O Mistério da Estrada de Sintra - Cap. 26: CAPÍTULO XIV Pág. 145 / 245

Por isso aqui estás só! Os que te amaram onde estão? onde estão os que tu amaste? Aqui estás só, vestida com o teu penteador branco, na tua manta de xadrez, sobre o convés de um navio, só, sempre no meio de homens, como na vida! Não há uma flor aqui que se te deite em cima, nem uma renda em que se te envolva a face morta. Morres entre cordagens, no meio de rudes marinheiros, que veem agora da sua ração de aguardente. Nem um padre católico tens que te fale dos anjos, doces camaradas da tua mocidade. Nem um parente, sequer, te comporá a dobra do teu lençol! Não se cantará nenhum responso em volta do teu caixão. Não farás cismar as noivas que te vissem passar no teu enterro. As mãos alcatroadas de velhos marinheiros te arremessarão ao mar!
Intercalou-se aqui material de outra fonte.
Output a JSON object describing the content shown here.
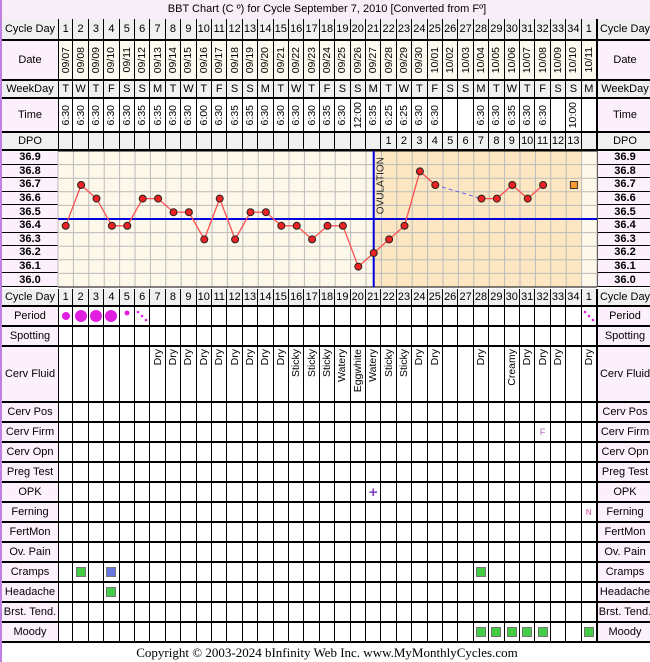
{
  "title": "BBT Chart (C º) for Cycle September 7, 2010  [Converted from Fº]",
  "row_labels": {
    "cycle_day": "Cycle Day",
    "date": "Date",
    "weekday": "WeekDay",
    "time": "Time",
    "dpo": "DPO",
    "period": "Period",
    "spotting": "Spotting",
    "cerv_fluid": "Cerv Fluid",
    "cerv_pos": "Cerv Pos",
    "cerv_firm": "Cerv Firm",
    "cerv_opn": "Cerv Opn",
    "preg_test": "Preg Test",
    "opk": "OPK",
    "ferning": "Ferning",
    "fertmon": "FertMon",
    "ov_pain": "Ov. Pain",
    "cramps": "Cramps",
    "headache": "Headache",
    "brst_tend": "Brst. Tend.",
    "moody": "Moody"
  },
  "chart_data": {
    "type": "line",
    "title": "BBT Chart (C º) for Cycle September 7, 2010  [Converted from Fº]",
    "cycle_days": [
      "1",
      "2",
      "3",
      "4",
      "5",
      "6",
      "7",
      "8",
      "9",
      "10",
      "11",
      "12",
      "13",
      "14",
      "15",
      "16",
      "17",
      "18",
      "19",
      "20",
      "21",
      "22",
      "23",
      "24",
      "25",
      "26",
      "27",
      "28",
      "29",
      "30",
      "31",
      "32",
      "33",
      "34",
      "1"
    ],
    "dates": [
      "09/07",
      "09/08",
      "09/09",
      "09/10",
      "09/11",
      "09/12",
      "09/13",
      "09/14",
      "09/15",
      "09/16",
      "09/17",
      "09/18",
      "09/19",
      "09/20",
      "09/21",
      "09/22",
      "09/23",
      "09/24",
      "09/25",
      "09/26",
      "09/27",
      "09/28",
      "09/29",
      "09/30",
      "10/01",
      "10/02",
      "10/03",
      "10/04",
      "10/05",
      "10/06",
      "10/07",
      "10/08",
      "10/09",
      "10/10",
      "10/11"
    ],
    "weekdays": [
      "T",
      "W",
      "T",
      "F",
      "S",
      "S",
      "M",
      "T",
      "W",
      "T",
      "F",
      "S",
      "S",
      "M",
      "T",
      "W",
      "T",
      "F",
      "S",
      "S",
      "M",
      "T",
      "W",
      "T",
      "F",
      "S",
      "S",
      "M",
      "T",
      "W",
      "T",
      "F",
      "S",
      "S",
      "M"
    ],
    "times": [
      "6:30",
      "6:30",
      "6:30",
      "6:30",
      "6:30",
      "6:35",
      "6:35",
      "6:30",
      "6:30",
      "6:00",
      "6:30",
      "6:35",
      "6:35",
      "6:30",
      "6:30",
      "6:30",
      "6:30",
      "6:35",
      "6:30",
      "12:00",
      "6:35",
      "6:25",
      "6:25",
      "6:30",
      "6:30",
      "",
      "",
      "6:30",
      "6:30",
      "6:35",
      "6:30",
      "6:30",
      "",
      "10:00",
      ""
    ],
    "dpo": [
      "",
      "",
      "",
      "",
      "",
      "",
      "",
      "",
      "",
      "",
      "",
      "",
      "",
      "",
      "",
      "",
      "",
      "",
      "",
      "",
      "",
      "1",
      "2",
      "3",
      "4",
      "5",
      "6",
      "7",
      "8",
      "9",
      "10",
      "11",
      "12",
      "13",
      ""
    ],
    "temps": [
      36.4,
      36.7,
      36.6,
      36.4,
      36.4,
      36.6,
      36.6,
      36.5,
      36.5,
      36.3,
      36.6,
      36.3,
      36.5,
      36.5,
      36.4,
      36.4,
      36.3,
      36.4,
      36.4,
      36.1,
      36.2,
      36.3,
      36.4,
      36.8,
      36.7,
      null,
      null,
      36.6,
      36.6,
      36.7,
      36.6,
      36.7,
      null,
      null,
      null
    ],
    "excluded_temps": [
      {
        "day_index": 34,
        "value": 36.7
      }
    ],
    "y_ticks": [
      "36.9",
      "36.8",
      "36.7",
      "36.6",
      "36.5",
      "36.4",
      "36.3",
      "36.2",
      "36.1",
      "36.0"
    ],
    "ylim": [
      36.0,
      36.9
    ],
    "coverline": 36.45,
    "ovulation_day_index": 21,
    "ovulation_label": "OVULATION",
    "grid": true,
    "colors": {
      "line": "#ff5050",
      "point": "#ee2222",
      "coverline": "#0000dd",
      "ovulation": "#0000dd",
      "pre_bg": "#fdf8ea",
      "post_bg": "#fde7c2",
      "excluded": "#ff9933"
    }
  },
  "period": [
    "medium",
    "heavy",
    "heavy",
    "heavy",
    "light",
    "spotting",
    "",
    "",
    "",
    "",
    "",
    "",
    "",
    "",
    "",
    "",
    "",
    "",
    "",
    "",
    "",
    "",
    "",
    "",
    "",
    "",
    "",
    "",
    "",
    "",
    "",
    "",
    "",
    "",
    "spotting"
  ],
  "cerv_fluid": [
    "",
    "",
    "",
    "",
    "",
    "",
    "Dry",
    "Dry",
    "Dry",
    "Dry",
    "Dry",
    "Dry",
    "Dry",
    "Dry",
    "Dry",
    "Sticky",
    "Sticky",
    "Sticky",
    "Watery",
    "Eggwhite",
    "Watery",
    "Sticky",
    "Sticky",
    "Dry",
    "Dry",
    "",
    "",
    "Dry",
    "",
    "Creamy",
    "Dry",
    "Dry",
    "Dry",
    "",
    "Dry"
  ],
  "cerv_firm": {
    "32": "F"
  },
  "opk": {
    "21": "+"
  },
  "ferning": {
    "35": "N"
  },
  "cramps": {
    "2": "#44cc44",
    "4": "#6677dd",
    "28": "#44cc44"
  },
  "headache": {
    "4": "#44cc44"
  },
  "moody": {
    "28": "#44cc44",
    "29": "#44cc44",
    "30": "#44cc44",
    "31": "#44cc44",
    "32": "#44cc44",
    "35": "#44cc44"
  },
  "footer": "Copyright © 2003-2024 bInfinity Web Inc.     www.MyMonthlyCycles.com"
}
Pois bem, minha pobre amiga! que importa? Estás na logica do teu destino, que é a revolta. Viveste longe das estreitas conveniências humanas, morres em plena liberdade da natureza.
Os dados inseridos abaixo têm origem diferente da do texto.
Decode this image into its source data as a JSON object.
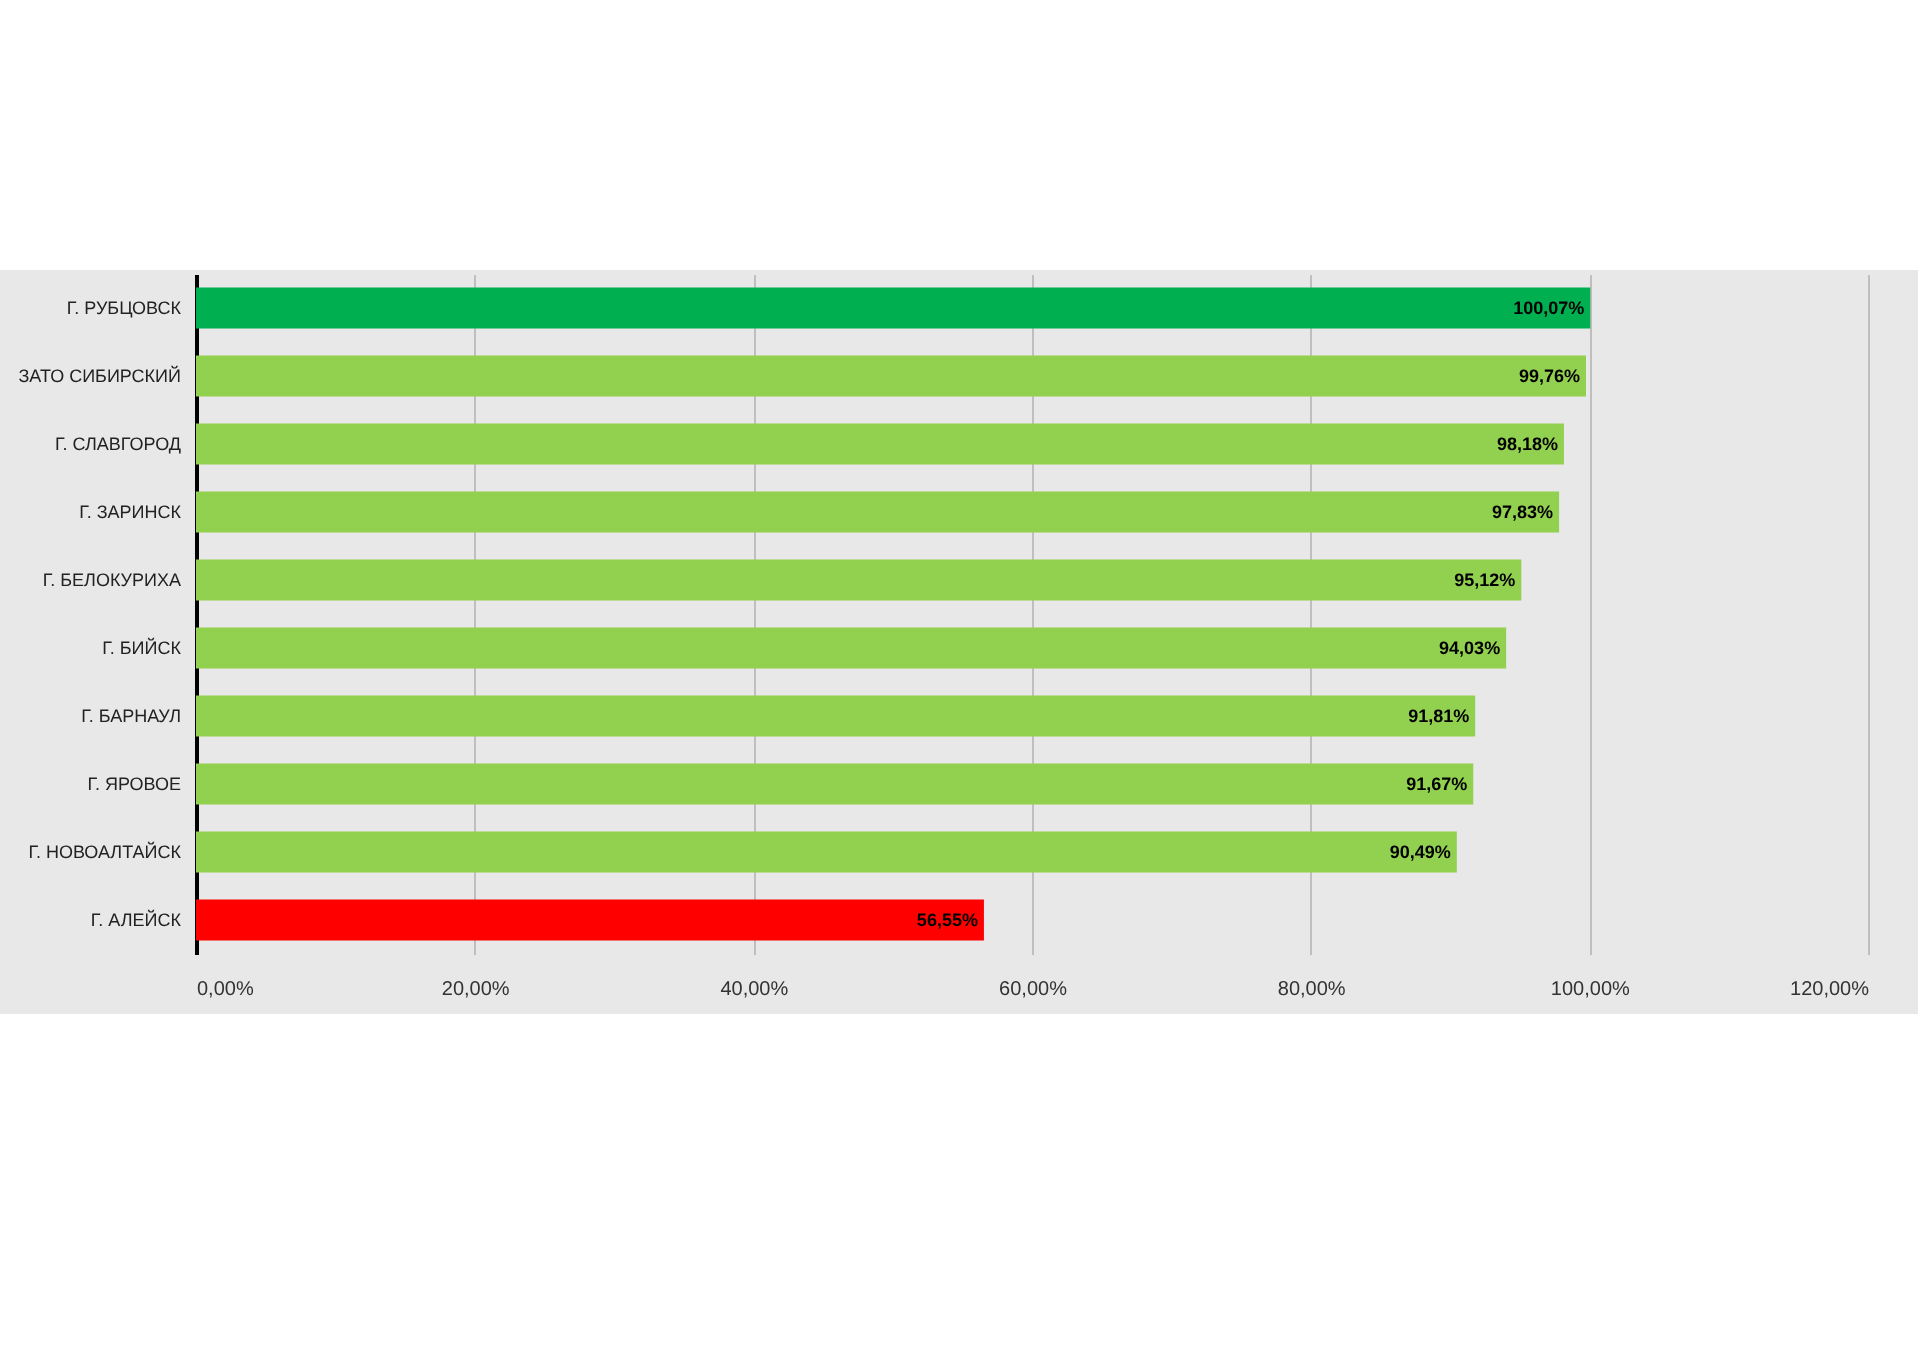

Não verás o teu leito cercado de parentes ávidos, de criados indiferentes, de padres que te deem os santos óleos bocejando, num quarto escuro e abafado, entre o cheiro dos remédios: morres diante do céu, aos embalos do mar, ao cheiro da maresia, entre velhos marinheiros da India, que te choram, sob o sublime céu, na plena liberdade dos elementos!

Não serás vestida com velhas sedas, não levarás na cabeça antigas coroas fúnebres, não te cobrirão com galões de ouro falso; irás com o teu penteador branco, como para uma alegria nupcial!

Não te pregarão num caixão estreito, nem te apertarão como um fardo; terás o contato das coisas vivas; as lágrimas do mar correrão sobre os teus cabelos; poderás toucar-te de algas; os raios do sol poderão ir procurar-te como antigos amantes dos teus olhos, e a tampa do teu esquife será o infinito azul.